Britain Bids a Conservative Farewell to a Revolutionary Leader

Former British Prime Minister Margaret Thatcher's grand 'non-state' state funeral is a brief return to the imperial Britain she helped to bury.

LONDON – The funeral procession of former British Prime Minister Margaret Thatcher, which made its way Wednesday morning through the streets of Westminster in central London to St Paul's Cathedral, where the funeral service took place, was described as "a non-state official funeral." For all purposes, however, this was an event that was paid for and organized by the state to the tune of over 10 million pounds.

Since the 1965 funeral of Winston Churchill, the man who led Great Britain during World War II, every British prime minister has been buried in a private ceremony. But Thatcher, like Churchill, is receiving full military honors; Queen Elizabeth II (who saw Thatcher as a divisive figure) is there, a very rare occurrence, and for the first time since Churchill's funeral, Big Ben, which towers over the houses of Parliament, was silent out of respect for the departed leader.

The cost of this grandiose spectacle - the state honors and the queen's presence in last respect for a woman whose legacy, even 23 years after being forced from Downing Street, continues to be extremely controversial - has attracted significant criticism from parts of the British media and some members of the opposition. But the leader of the main Labour opposition party, Ed Miliband, and most senior members of his party have remained silent. They know that if they criticize the ceremony, the Conservatives will immediately answer that it was their leaders, former Prime Ministers Tony Blair and Gordon Brown, who authorized the funeral plans for Thatcher while they were in office. It was they – members of the party that fought Thatcher tooth and nail when she was in government and that Thatcher toppled from power in 1979 and consigned to 17 long years in the wilderness of opposition – who signed off on her commemoration.

Blair was known as the "true heir to Thatcher" as he successfully worked to pull his left-wing party to the center of the political map, forsaking to a large degree its historical ties with the trade unions. Blair accepted and enshrined the monetarist fundamentals that Thatcher bequeathed to the British economy and made no attempt to turn back the wheels of privatization. Thatcher's policies may have been sharp, brutal and insensitive, but her political rivals thanked her for carrying out what they never could have. That is why they decided already a decade ago that she would receive upon her death a "non-state" state funeral.

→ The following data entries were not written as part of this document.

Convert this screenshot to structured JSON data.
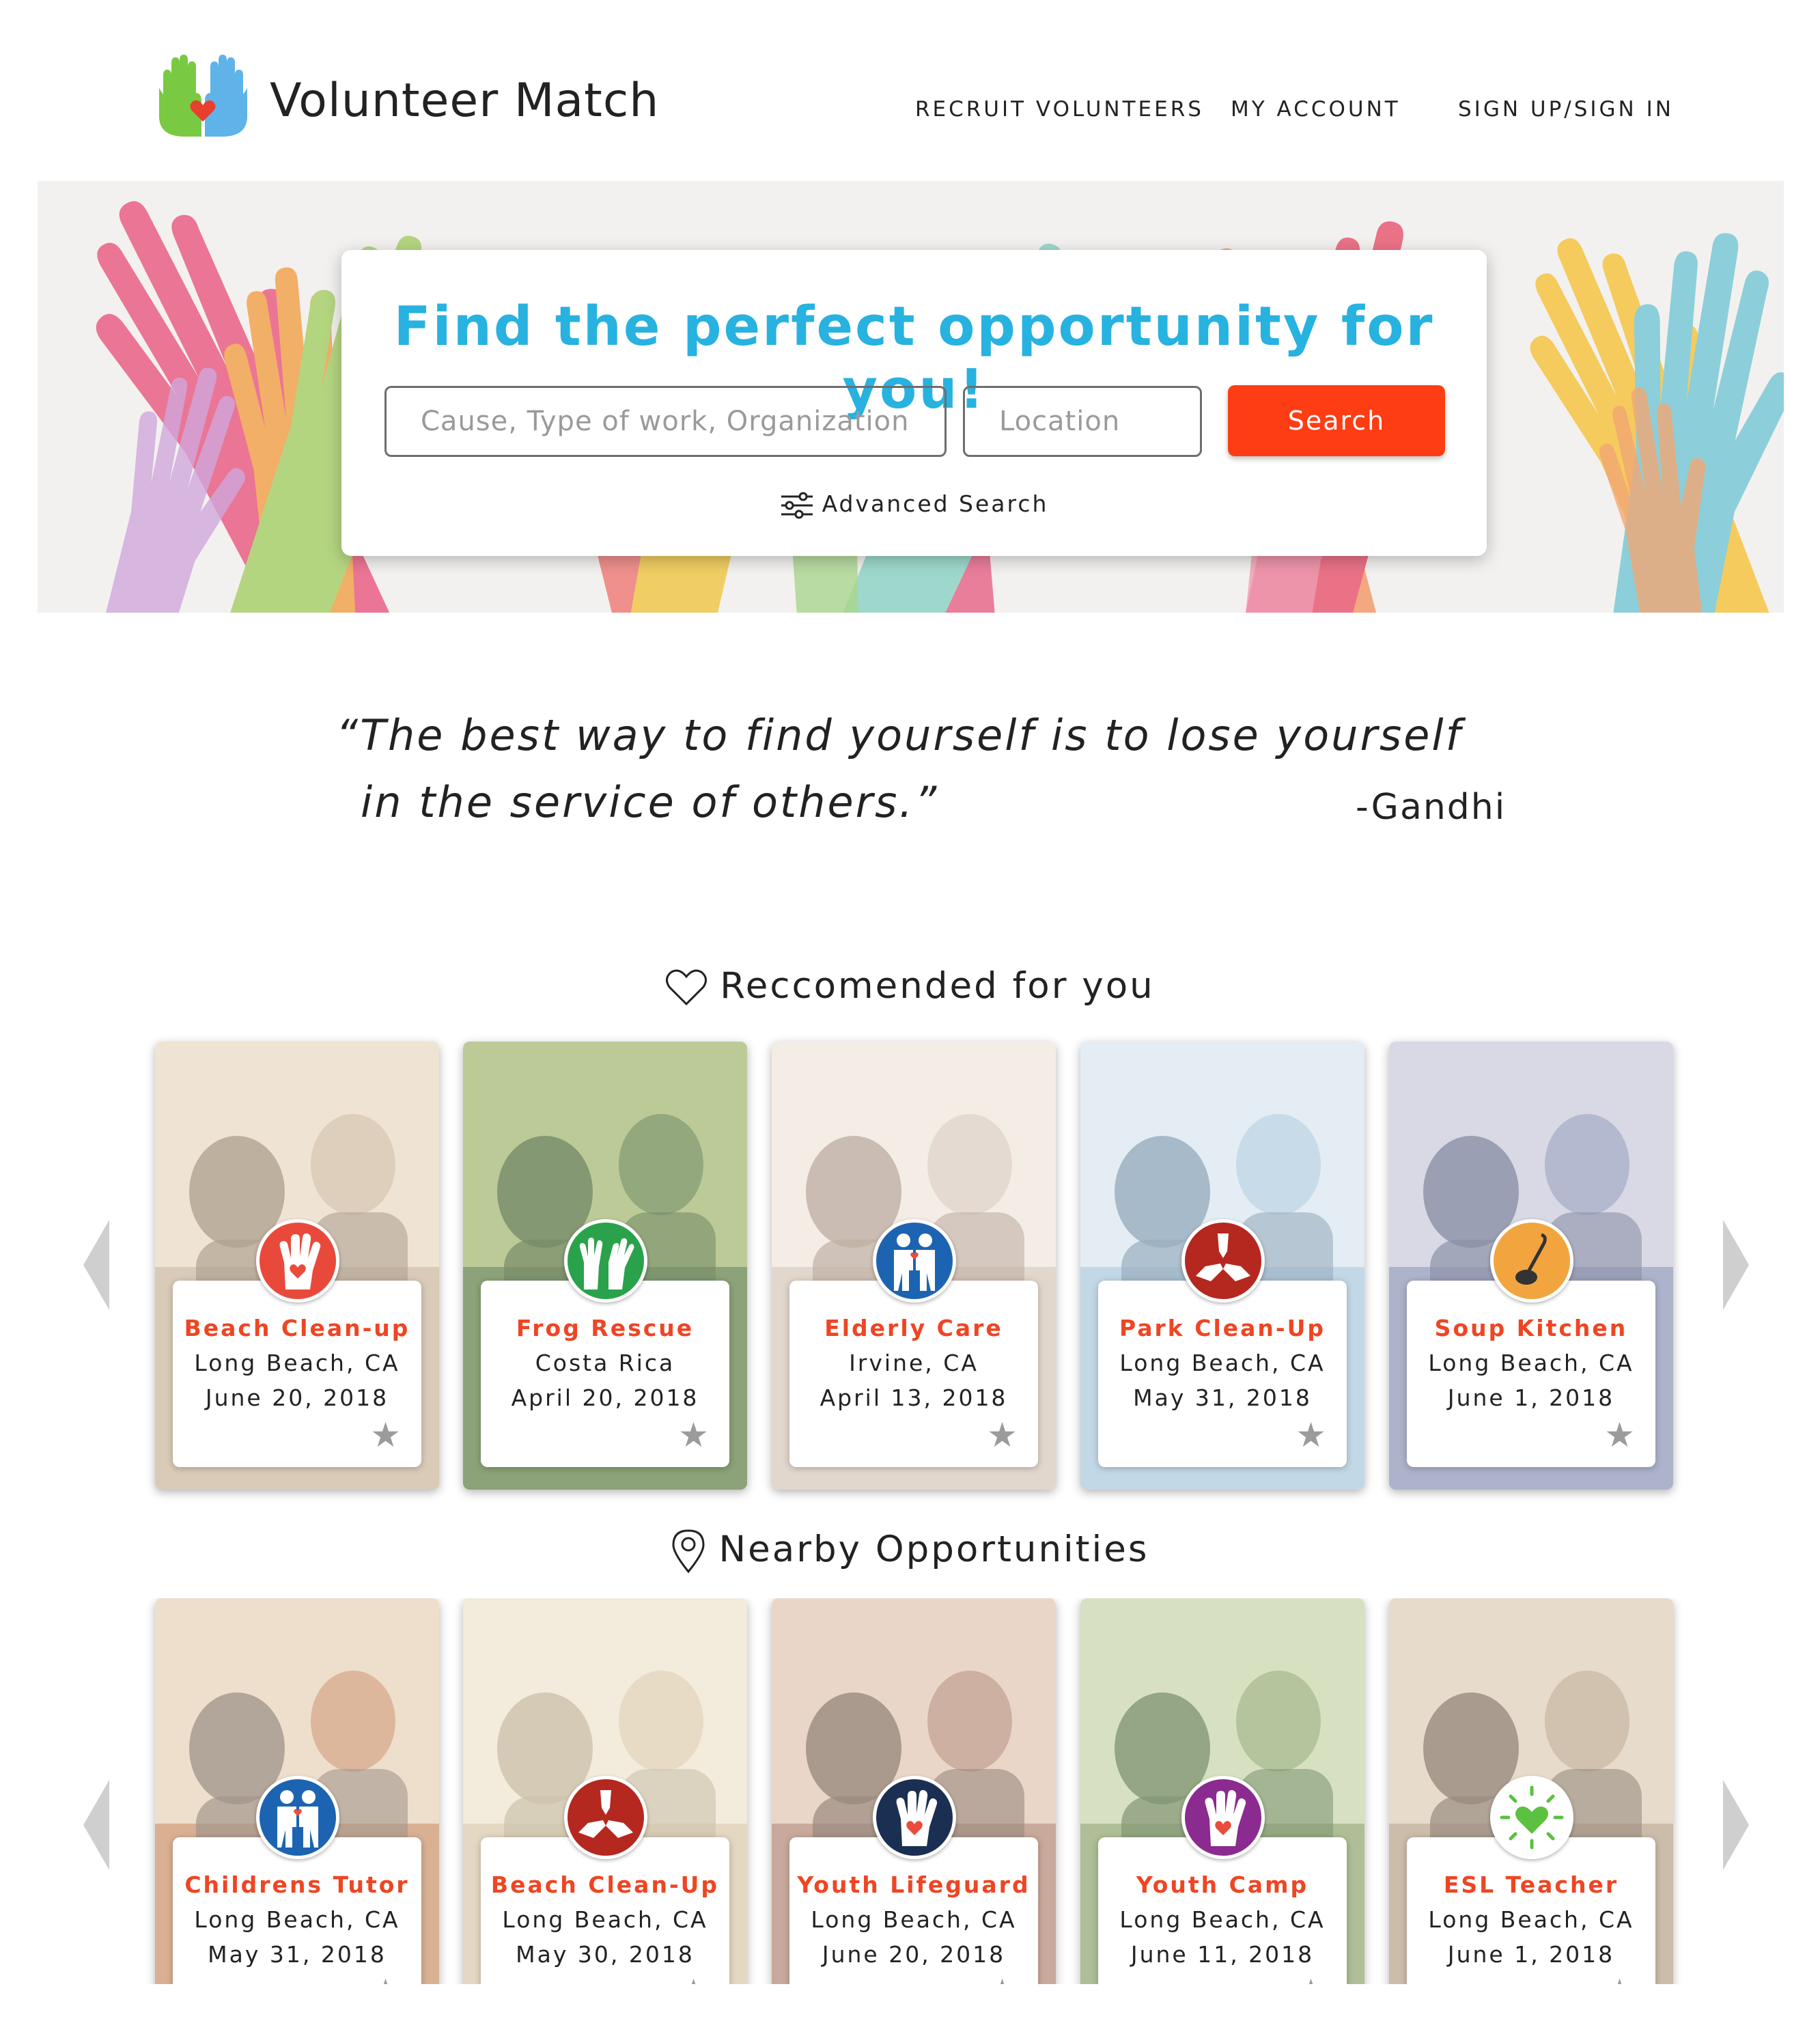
{
  "header": {
    "brand": "Volunteer Match",
    "nav": [
      "RECRUIT VOLUNTEERS",
      "MY ACCOUNT",
      "SIGN UP/SIGN IN"
    ]
  },
  "hero": {
    "title": "Find the perfect opportunity for you!",
    "cause_placeholder": "Cause, Type of work, Organization",
    "location_placeholder": "Location",
    "search_label": "Search",
    "advanced_label": "Advanced Search"
  },
  "quote": {
    "line1": "“The best way to find yourself is to lose yourself",
    "line2": "in the service of others.”",
    "author": "-Gandhi"
  },
  "recommended": {
    "title": "Reccomended for you",
    "cards": [
      {
        "title": "Beach Clean-up",
        "location": "Long Beach, CA",
        "date": "June 20, 2018",
        "icon": "hand-heart-icon",
        "color": "#e9493b"
      },
      {
        "title": "Frog Rescue",
        "location": "Costa Rica",
        "date": "April 20, 2018",
        "icon": "raised-hands-icon",
        "color": "#2aa24b"
      },
      {
        "title": "Elderly Care",
        "location": "Irvine, CA",
        "date": "April 13, 2018",
        "icon": "people-icon",
        "color": "#1c64b1"
      },
      {
        "title": "Park Clean-Up",
        "location": "Long Beach, CA",
        "date": "May 31, 2018",
        "icon": "joined-hands-icon",
        "color": "#b5281f"
      },
      {
        "title": "Soup Kitchen",
        "location": "Long Beach, CA",
        "date": "June 1, 2018",
        "icon": "ladle-icon",
        "color": "#f2a53f"
      }
    ]
  },
  "nearby": {
    "title": "Nearby Opportunities",
    "cards": [
      {
        "title": "Childrens Tutor",
        "location": "Long Beach, CA",
        "date": "May 31, 2018",
        "icon": "people-icon",
        "color": "#1c64b1"
      },
      {
        "title": "Beach Clean-Up",
        "location": "Long Beach, CA",
        "date": "May 30, 2018",
        "icon": "joined-hands-icon",
        "color": "#b5281f"
      },
      {
        "title": "Youth Lifeguard",
        "location": "Long Beach, CA",
        "date": "June 20, 2018",
        "icon": "hand-heart-icon",
        "color": "#1b2f52"
      },
      {
        "title": "Youth Camp",
        "location": "Long Beach, CA",
        "date": "June 11, 2018",
        "icon": "hand-heart-icon",
        "color": "#8b2a8f"
      },
      {
        "title": "ESL Teacher",
        "location": "Long Beach, CA",
        "date": "June 1, 2018",
        "icon": "heart-icon",
        "color": "#ffffff"
      }
    ]
  }
}
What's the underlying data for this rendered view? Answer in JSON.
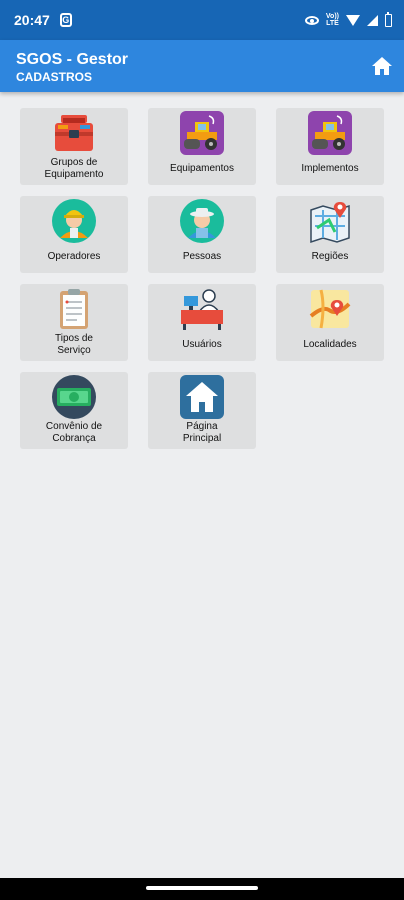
{
  "status_bar": {
    "time": "20:47",
    "notification_glyph": "G",
    "volte": "Vo))\nLTE"
  },
  "app_bar": {
    "title": "SGOS - Gestor",
    "subtitle": "CADASTROS",
    "home_icon": "home-icon"
  },
  "tiles": [
    {
      "label": "Grupos de\nEquipamento",
      "icon": "toolbox-icon"
    },
    {
      "label": "Equipamentos",
      "icon": "road-roller-icon"
    },
    {
      "label": "Implementos",
      "icon": "road-roller-icon"
    },
    {
      "label": "Operadores",
      "icon": "worker-icon"
    },
    {
      "label": "Pessoas",
      "icon": "farmer-icon"
    },
    {
      "label": "Regiões",
      "icon": "map-pin-icon"
    },
    {
      "label": "Tipos de\nServiço",
      "icon": "clipboard-icon"
    },
    {
      "label": "Usuários",
      "icon": "user-desk-icon"
    },
    {
      "label": "Localidades",
      "icon": "location-map-icon"
    },
    {
      "label": "Convênio de\nCobrança",
      "icon": "money-icon"
    },
    {
      "label": "Página\nPrincipal",
      "icon": "home-page-icon"
    }
  ],
  "colors": {
    "status_bar": "#1766b5",
    "app_bar": "#2e86de",
    "background": "#edeef0",
    "tile": "#dedfe0"
  }
}
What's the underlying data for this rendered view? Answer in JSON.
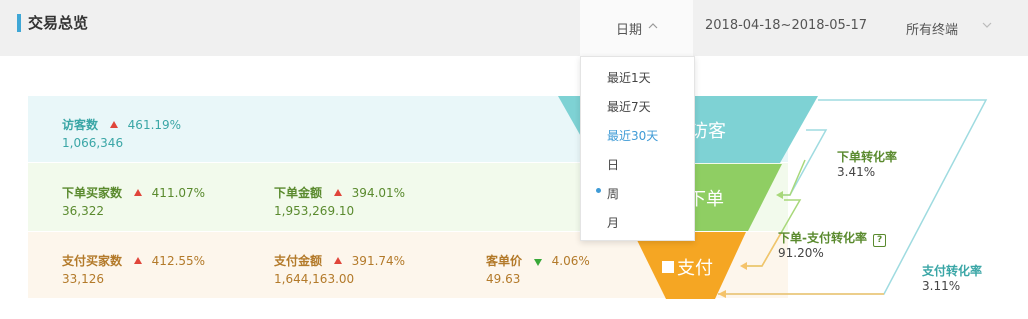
{
  "header": {
    "title": "交易总览",
    "date_label": "日期",
    "date_range": "2018-04-18~2018-05-17",
    "terminal": "所有终端"
  },
  "date_dropdown": {
    "options": [
      "最近1天",
      "最近7天",
      "最近30天",
      "日",
      "周",
      "月"
    ],
    "selected": "最近30天"
  },
  "metrics": {
    "visitors": {
      "label": "访客数",
      "change": "461.19%",
      "value": "1,066,346",
      "trend": "up"
    },
    "order_buyers": {
      "label": "下单买家数",
      "change": "411.07%",
      "value": "36,322",
      "trend": "up"
    },
    "order_amount": {
      "label": "下单金额",
      "change": "394.01%",
      "value": "1,953,269.10",
      "trend": "up"
    },
    "pay_buyers": {
      "label": "支付买家数",
      "change": "412.55%",
      "value": "33,126",
      "trend": "up"
    },
    "pay_amount": {
      "label": "支付金额",
      "change": "391.74%",
      "value": "1,644,163.00",
      "trend": "up"
    },
    "unit_price": {
      "label": "客单价",
      "change": "4.06%",
      "value": "49.63",
      "trend": "down"
    }
  },
  "funnel": {
    "stages": [
      "访客",
      "下单",
      "支付"
    ],
    "stage_colors": [
      "#7ed2d4",
      "#8fce63",
      "#f5a623"
    ]
  },
  "conversions": {
    "order_rate": {
      "label": "下单转化率",
      "value": "3.41%"
    },
    "order_pay_rate": {
      "label": "下单-支付转化率",
      "value": "91.20%",
      "help_icon": "?"
    },
    "pay_rate": {
      "label": "支付转化率",
      "value": "3.11%"
    }
  },
  "colors": {
    "teal": "#3aa6a6",
    "green": "#5a8a2e",
    "orange": "#b37a2a",
    "up": "#e0453a",
    "down": "#38a838",
    "accent": "#3f9bd6"
  }
}
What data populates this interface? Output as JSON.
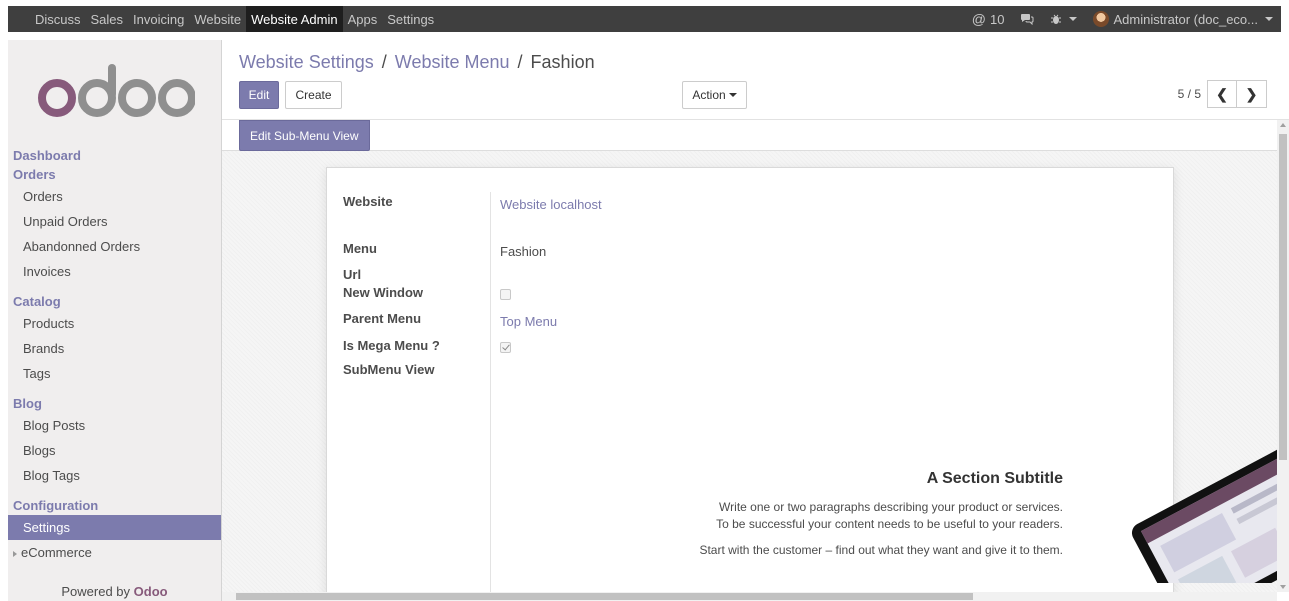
{
  "topbar": {
    "menu": [
      "Discuss",
      "Sales",
      "Invoicing",
      "Website",
      "Website Admin",
      "Apps",
      "Settings"
    ],
    "active_index": 4,
    "messages_count": "10",
    "user": "Administrator (doc_eco..."
  },
  "sidebar": {
    "logo": "odoo",
    "sections": [
      {
        "heading": "Dashboard",
        "items": []
      },
      {
        "heading": "Orders",
        "items": [
          "Orders",
          "Unpaid Orders",
          "Abandonned Orders",
          "Invoices"
        ]
      },
      {
        "heading": "Catalog",
        "items": [
          "Products",
          "Brands",
          "Tags"
        ]
      },
      {
        "heading": "Blog",
        "items": [
          "Blog Posts",
          "Blogs",
          "Blog Tags"
        ]
      },
      {
        "heading": "Configuration",
        "items": [
          "Settings"
        ]
      }
    ],
    "collapsed_item": "eCommerce",
    "active_item": "Settings",
    "powered_by": "Powered by",
    "powered_brand": "Odoo"
  },
  "control": {
    "breadcrumb": [
      "Website Settings",
      "Website Menu",
      "Fashion"
    ],
    "edit_label": "Edit",
    "create_label": "Create",
    "action_label": "Action",
    "pager": "5 / 5"
  },
  "statusbar": {
    "edit_submenu_label": "Edit Sub-Menu View"
  },
  "form": {
    "website_label": "Website",
    "website_value": "Website localhost",
    "menu_label": "Menu",
    "menu_value": "Fashion",
    "url_label": "Url",
    "new_window_label": "New Window",
    "new_window_checked": false,
    "parent_menu_label": "Parent Menu",
    "parent_menu_value": "Top Menu",
    "mega_menu_label": "Is Mega Menu ?",
    "mega_menu_checked": true,
    "submenu_view_label": "SubMenu View"
  },
  "submenu_preview": {
    "subtitle": "A Section Subtitle",
    "para1": "Write one or two paragraphs describing your product or services.",
    "para2": "To be successful your content needs to be useful to your readers.",
    "para3": "Start with the customer – find out what they want and give it to them."
  },
  "colors": {
    "accent": "#7c7bad",
    "brand": "#875a7b",
    "topbar": "#3f3f3f"
  }
}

Prime Minister David Cameron, the current leader of Thatcher's Conservatives, has been trying for years to distance himself and his party from her toxic legacy and create a new, softer image for the Tories. He would have found it very difficult to authorize such a funeral for his predecessor. When asked to justify the expenditure on the event in an interview with BBC radio Wednesday morning, Cameron did not mention her 11-year record or any of her achievements in power but said instead that "she was the first female prime minister," as if that were the reason for the pomp. Cameron, a typical product of Britain's upper class, has made every effort to rebrand his party as something other than the embodiment of the old Britain of the class system and the establishment and would probably have preferred a much more modest farewell to the Thatcher, rather than remind British voters of the last generation's conflicts.

The military ceremony and religious character of today's proceedings are far from the multi-cultural Britain that has come into existence over recent decades and was finally recognized in last summer's London Olympic Games, where Britain was presented as a multi-racial and tolerant society, open to the world and entirely disconnected from its colonial past. Today, for a few hours, the old conservative Britain, with its white officers, lords and bishops, is back at center-stage, wearing dark, official mourning dress. This is a Britain that no longer exists; it had ceased to exist already in the Thatcher years. The daughter of the lower-middle class despised much of the old system. In fact, that Britain was laid to rest in 1965, at the funeral of another great prime minister, when the nation began to come to terms with the loss of its Empire.

Thatcher was the leader of a revolution that pulled Britain out of its post-imperial period of decline and stasis. Now that the social order has been changed forever, the revolutionary leader is being honored with a conservative funeral at the order of the leaders of the once-Socialist party.

This is an intensely internal British affair, and while the world's governments have been invited to attend, few international leaders have arrived in London. The United States sent former statesmen Dick Cheney and George Schultz but no serving cabinet members. France also sent a rather low-level representative who is no longer in office. Israeli Prime Minister Benjamin Netanyahu made the trip, associating himself with a small group of prime ministers, including Canada's Stephen Harper and Poland's Donald Tusk – men who want to represent themselves as 21st-century conservatives in Thatcher's mold, unaware perhaps that in the birthplace of Thatcher, even the Conservatives have moved on.